Often seen in those between the ages of 20 and 29, Crohn's disease is categorized as an inflammatory bowel disease (via National Institute of Diabetes and Digestive and Kidney Diseases). Common symptoms include gastrointestinal discomfort, diarrhea, and weight loss. In more severe cases, the condition can lead to ulcers, malnutrition, intestinal blockages, and more.

The difference between cats and dogs when it comes to gut health

The study team gathered data and survey responses from more than 4,000 participants with a first-degree family member diagnosed with Crohn's disease. Researchers then looked at how age, family size, household pets, number of household bathrooms, living on a farm, consumption of unpasteurized milk, and consumption of well water each affected participant gut health.
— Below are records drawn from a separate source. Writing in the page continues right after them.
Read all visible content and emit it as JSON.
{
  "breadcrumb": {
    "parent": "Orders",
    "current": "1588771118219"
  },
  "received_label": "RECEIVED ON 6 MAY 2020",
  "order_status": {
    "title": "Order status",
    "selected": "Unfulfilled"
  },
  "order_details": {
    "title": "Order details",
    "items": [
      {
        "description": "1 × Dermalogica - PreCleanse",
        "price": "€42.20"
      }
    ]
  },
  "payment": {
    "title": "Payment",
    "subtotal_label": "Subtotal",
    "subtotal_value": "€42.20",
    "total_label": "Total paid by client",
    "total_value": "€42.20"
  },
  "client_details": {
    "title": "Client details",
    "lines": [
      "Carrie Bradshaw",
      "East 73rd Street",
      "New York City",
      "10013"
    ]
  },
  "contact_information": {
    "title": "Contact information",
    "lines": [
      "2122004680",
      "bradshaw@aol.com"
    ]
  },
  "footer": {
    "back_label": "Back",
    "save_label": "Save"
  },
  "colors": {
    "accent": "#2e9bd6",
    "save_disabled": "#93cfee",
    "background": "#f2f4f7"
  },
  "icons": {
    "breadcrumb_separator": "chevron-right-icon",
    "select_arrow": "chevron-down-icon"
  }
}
When comparing cats versus dogs, study findings revealed that people exposed to dogs were shown to have a healthy balance between their gut microbiome and their body's immune response — two factors that may help prevent the development of Crohn's disease. This was particularly true for young children and adolescents between the ages of five and 15. These results did not prove true for cat owners, however. Offering a possible explanation, senior study author Dr. Williams Turpin stated in a news release, "It could potentially be because dog owners get outside more often with their pets or live in areas with more green space, which has been shown previously to protect against Crohn's."

Of the other factors examined in the study, larger family sizes were correlated with a healthy balance of gut bacteria later on in life for those who lived with three or more family members during their first year of life, as per the study research.